Essa instrumentalização não é ingênua: ela serve a interesses claros. No Brasil, atores políticos de oposição usam o evento como palanque para atacar a gestão federal. Paralelamente, setores econômicos ligados a um modelo de desenvolvimento predatório, como certos setores do agronegócio, mineradoras e indústria fóssil, promovem a falsa dicotomia entre preservação e prosperidade (geralmente limitada a um raso conceito de desenvolvimento), pois veem a agenda de regulação ambiental como uma ameaça aos seus lucros.
O reconhecimento desta ameaça – a vulnerabilidade do debate público, potencializada pela desinformação – é tão claro que, pela primeira vez, a integridade da informação foi incluída na agenda oficial da COP30. Este risco é particularmente importante no Brasil, um país continental com realidades sociais, econômicas, culturais, ambientais e comunicacionais muito distintas, o que torna nosso ecossistema de informação complexo e fragmentado. Enfrentar a desinformação no debate público não é mais um tema acessório: é uma condição central para o sucesso das negociações climáticas e para o pleno exercício do direito à comunicação por todos os cidadãos.
Foi neste cenário que nasceu a Rede de Parceiros pela Integridade da Informação sobre Mudança do Clima. Articulada como representação da sociedade civil e da academia no Capítulo Brasileiro da Iniciativa Global, lançada pelo governo federal, ONU e UNESCO, a RPIIC é hoje uma coalizão autônoma que reúne mais de 130 organizações, incluindo academia e organizações da sociedade civil com representações das cinco regiões brasileiras.
Nossa atuação se estrutura em seis eixos de trabalho integrados para avançar na agenda: Pesquisa e Acompanhamento do Debate Público Digital; Comunicação Estratégica; Sustentabilidade do Jornalismo e Proteção de Comunicadores e Ambientalistas; Responsabilização e Proteção de Direitos; Incentivos à Integridade da Informação; e Educação Midiática, Ambiental e sobre a Mudança do Clima.
Para a COP30, estamos preparando entregas concretas, como o Guia para Atuação Jurídica pela Integridade da Informação Climática; a Carta de Compromisso para Anunciantes, Plataformas e Empresas; o Panorama do Debate Digital sobre Clima no Brasil; Recomendações para promover a integridade da informação sobre a mudança do clima por meio da sustentabilidade do jornalismo e da proteção de jornalistas, comunicadores e ambientalistas; e a Nota Técnica de Apoio à Proposta de Decreto sobre Greenwashing.
A localização da COP na Amazônia é a resposta mais concreta à desinformação, pois troca o debate abstrato pela realidade palpável da floresta.
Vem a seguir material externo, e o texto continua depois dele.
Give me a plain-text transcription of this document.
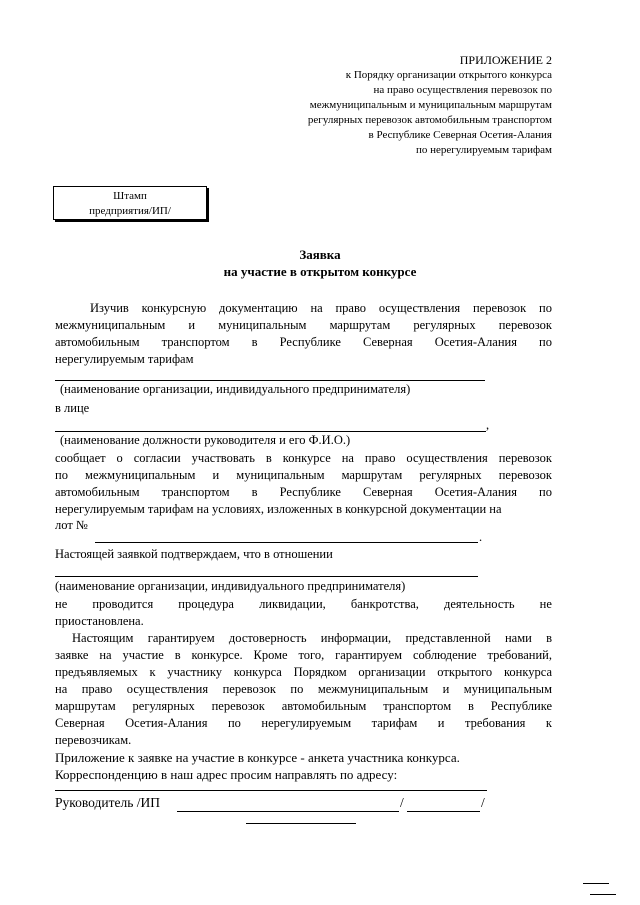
ПРИЛОЖЕНИЕ 2
к Порядку организации открытого конкурса
на право осуществления перевозок по
межмуниципальным и муниципальным маршрутам
регулярных перевозок автомобильным транспортом
в Республике Северная Осетия-Алания
по нерегулируемым тарифам
Штамп
предприятия/ИП/
Заявка
на участие в открытом конкурсе
Изучив конкурсную документацию на право осуществления перевозок по
межмуниципальным и муниципальным маршрутам регулярных перевозок
автомобильным транспортом в Республике Северная Осетия-Алания по
нерегулируемым тарифам
(наименование организации, индивидуального предпринимателя)
в лице
,
(наименование должности руководителя и его Ф.И.О.)
сообщает о согласии участвовать в конкурсе на право осуществления перевозок
по межмуниципальным и муниципальным маршрутам регулярных перевозок
автомобильным транспортом в Республике Северная Осетия-Алания по
нерегулируемым тарифам на условиях, изложенных в конкурсной документации на
лот №
.
Настоящей заявкой подтверждаем, что в отношении
(наименование организации, индивидуального предпринимателя)
не проводится процедура ликвидации, банкротства, деятельность не
приостановлена.
Настоящим гарантируем достоверность информации, представленной нами в
заявке на участие в конкурсе. Кроме того, гарантируем соблюдение требований,
предъявляемых к участнику конкурса Порядком организации открытого конкурса
на право осуществления перевозок по межмуниципальным и муниципальным
маршрутам регулярных перевозок автомобильным транспортом в Республике
Северная Осетия-Алания по нерегулируемым тарифам и требования к
перевозчикам.
Приложение к заявке на участие в конкурсе - анкета участника конкурса.
Корреспонденцию в наш адрес просим направлять по адресу:
Руководитель /ИП	/	/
O legado deste evento não será medido pela qualidade dos hotéis, mas por nossa capacidade de garantir que a verdade dos povos das florestas, das águas, dos territórios tradicionais soe mais alto que o ruído dos que lucram com a destruição. Apesar de todas as dificuldades, os movimentos sociais e populares se organizaram, como fizeram na Eco-92 e na Rio+20. Mas o encontro de todas essas lideranças na Amazônia, em território tão sagrado, tem um potencial que ainda não somos capazes de mensurar. Incidência e articulação são as tônicas desse enlace. A RPIIC tem o compromisso de fortalecer os anseios da sociedade civil, desejando que encontremos nos próximos dias afeto entre os nossos e ainda mais coragem para enfrentar qualquer ameaça aos avanços necessários para a governança global ou local.